As I post, every few minutes or so, a flashbang grenade or a round of teargas canister explosions goes off, and there are helicopters and sirens. This is an improvement on earlier this weekend, when it sounded like I was in the middle of a warzone, because for the most part, I was. I live in downtown Portland, Oregon, and things are also Not Okay here, just as they are Not Okay in a number of places in the United States right now (and even in some other countries in solidarity!) as people are coming together, despite general quarantine, to protest the murders of a number of people by police just in the last several days.
Of course these are not the only times police have used deadly force against people of color, that’s been going on since the idea of police began. Unless you’re living under a rock, you are more than aware of what is happening, and of the larger issues of institutionalized racism at stake.
I am afraid for my city. I am afraid for family and friends in other cities including Minneapolis, some of whom have had to flee their homes. I am afraid and horrified for an acquaintance who is a journalist, who lost her eye last night because the police decided to shoot at her crew despite them being clearly marked as media. I am afraid for a lot of people right now. I am afraid we will not collectively have the strength to keep pushing for change once the militarized police start terrorizing people like they’re doing in New York by running over people, or like they’re doing in Minneapolis by shooting at people on their porches doing nothing but watching the armored vehicles roll by….or or or….

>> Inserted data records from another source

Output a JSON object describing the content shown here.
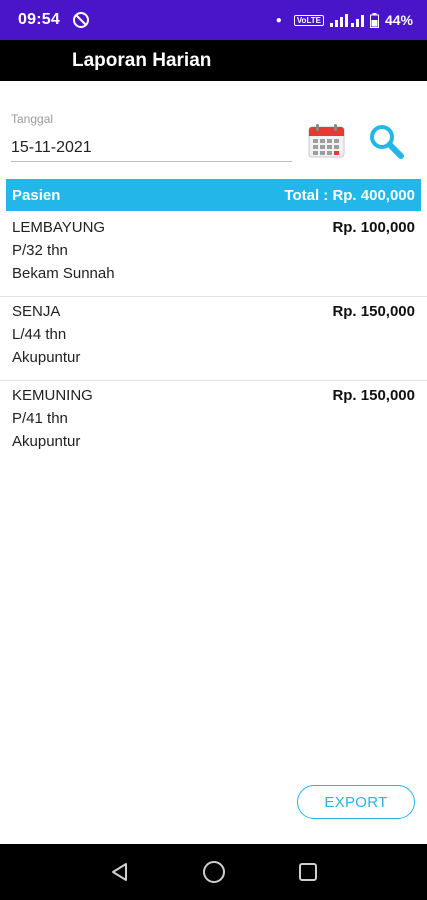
{
  "status_bar": {
    "time": "09:54",
    "volte": "VoLTE",
    "battery": "44%",
    "icons": [
      "sync-icon",
      "dot-icon",
      "wifi-icon",
      "signal-icon",
      "battery-icon"
    ]
  },
  "app_bar": {
    "title": "Laporan Harian"
  },
  "date_field": {
    "label": "Tanggal",
    "value": "15-11-2021"
  },
  "toolbar": {
    "calendar_icon": "calendar-icon",
    "search_icon": "search-icon"
  },
  "table": {
    "header_left": "Pasien",
    "header_right": "Total : Rp. 400,000",
    "rows": [
      {
        "name": "LEMBAYUNG",
        "info": "P/32 thn",
        "treatment": "Bekam Sunnah",
        "amount": "Rp. 100,000"
      },
      {
        "name": "SENJA",
        "info": "L/44 thn",
        "treatment": "Akupuntur",
        "amount": "Rp. 150,000"
      },
      {
        "name": "KEMUNING",
        "info": "P/41 thn",
        "treatment": "Akupuntur",
        "amount": "Rp. 150,000"
      }
    ]
  },
  "export_button": {
    "label": "EXPORT"
  },
  "nav_bar": {
    "icons": [
      "back-icon",
      "home-icon",
      "recents-icon"
    ]
  },
  "colors": {
    "status_bar": "#4a14c8",
    "app_bar": "#000000",
    "accent": "#23b6e9",
    "calendar_red": "#e53935"
  }
}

And yet, in the midst of my fear, there is something else to think about.
I saw a photograph yesterday, of a piece of graffiti tagged on a store somewhere. It said ANOTHER END OF THE WORLD IS POSSIBLE.

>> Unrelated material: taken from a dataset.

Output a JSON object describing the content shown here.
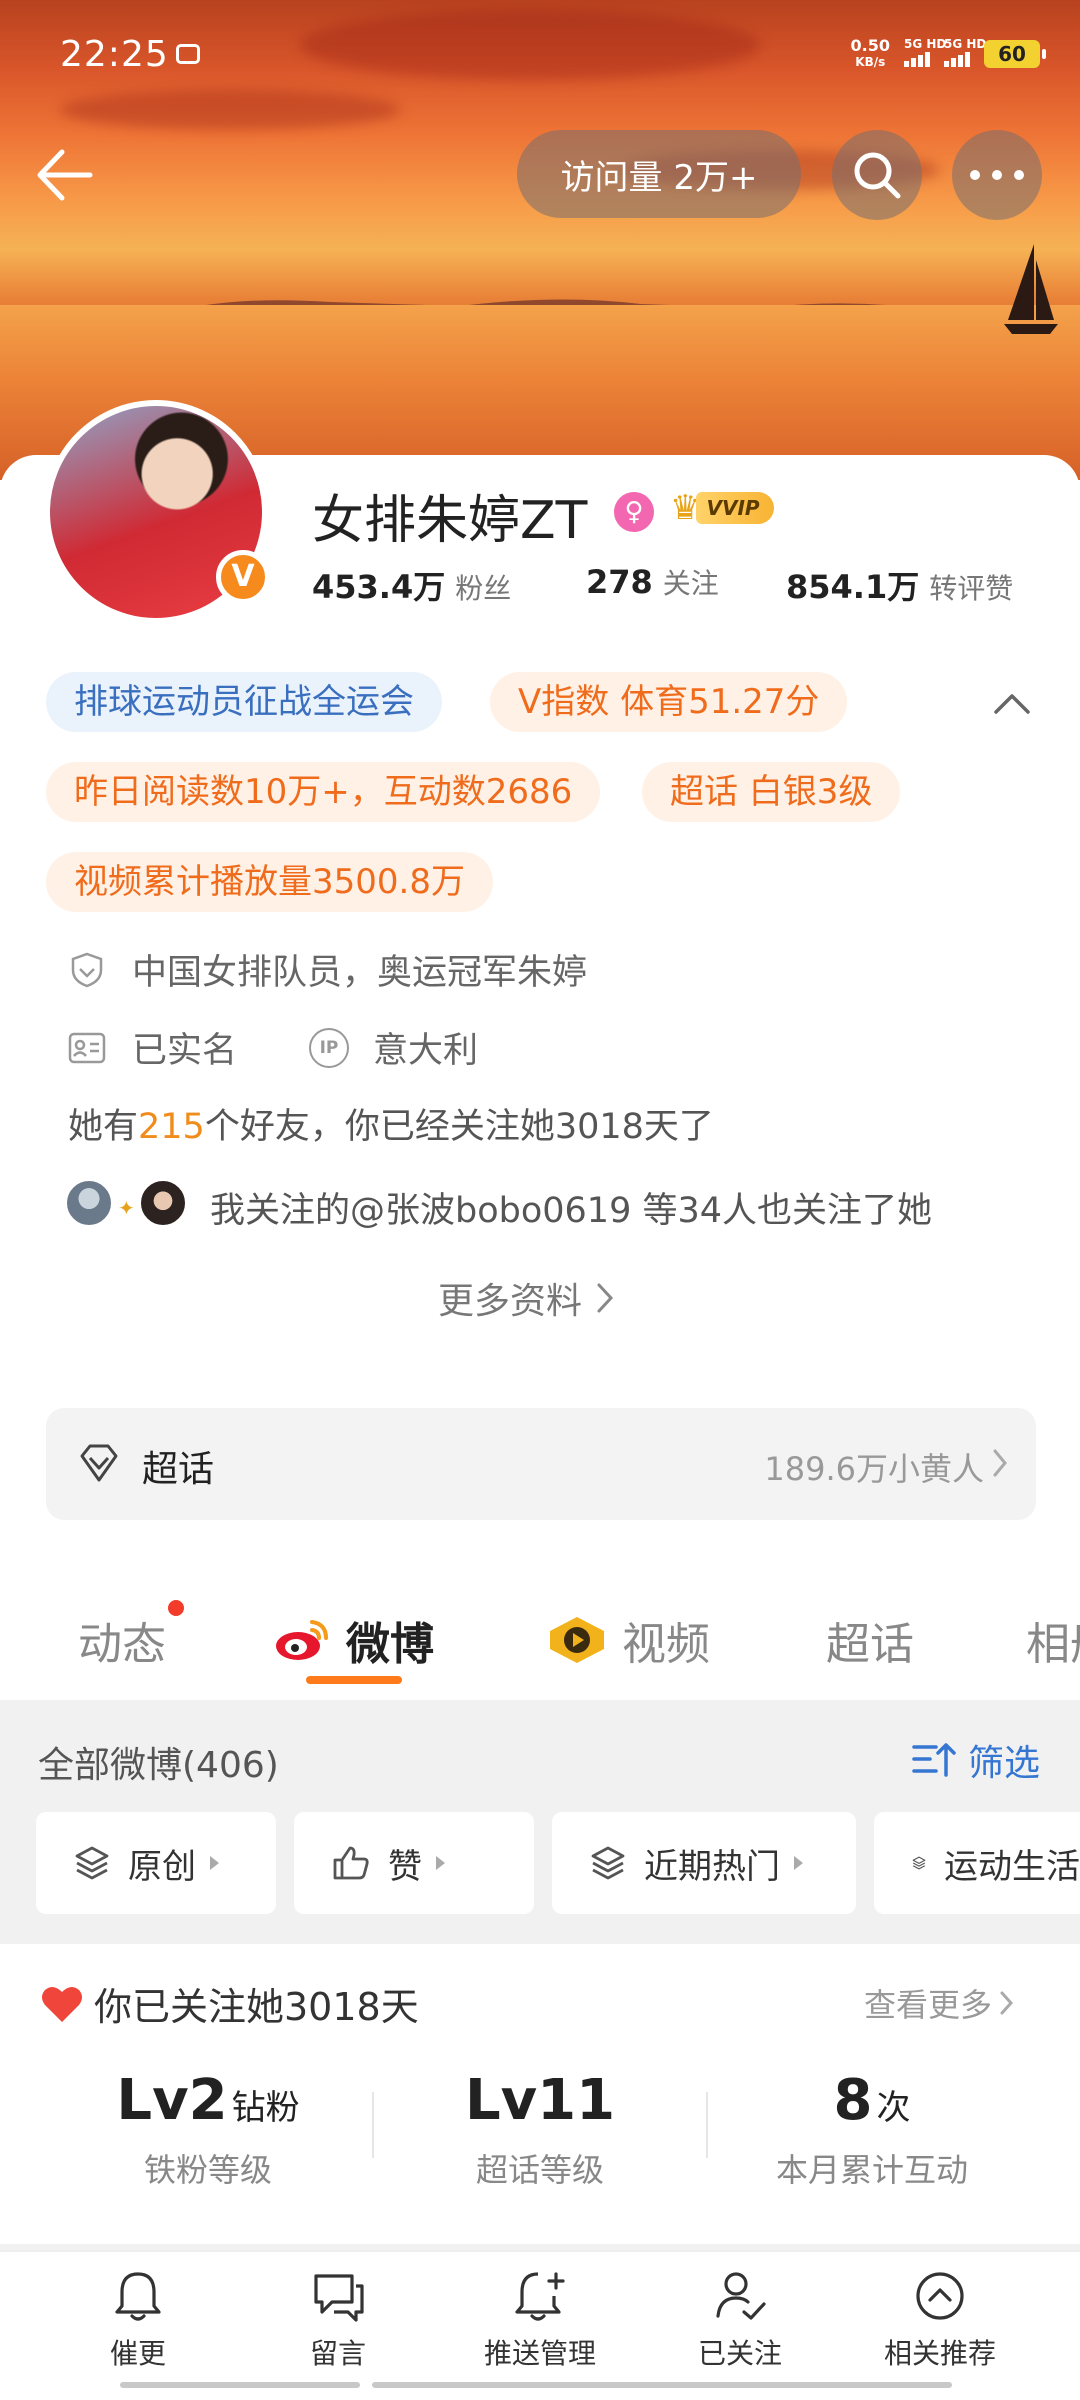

In the midst of so much disruption and death and violence and sadness and heartache, from the COVID-19 pandemic, to the rise of fascism, to decades and centuries of oppression and misery for our friends and family and everybody else, there is a whole lot of apocalypse energy in the world, and it does feel like an ending. But the graffiti spoke to me about more than that.
It was a reminder that none of these things have to continue to happen. Another end is possible: the end of that miserable world, so a better world can have room to be. Nothing that is happening right now is inevitable. Together we have voices and agency and power, and it can be used, to help bring that better world into being. Black lives matter. Until Black people are free to live, nobody is. Another end of the world is possible. It might not even have to end now…if we have the will to get through the changes and live.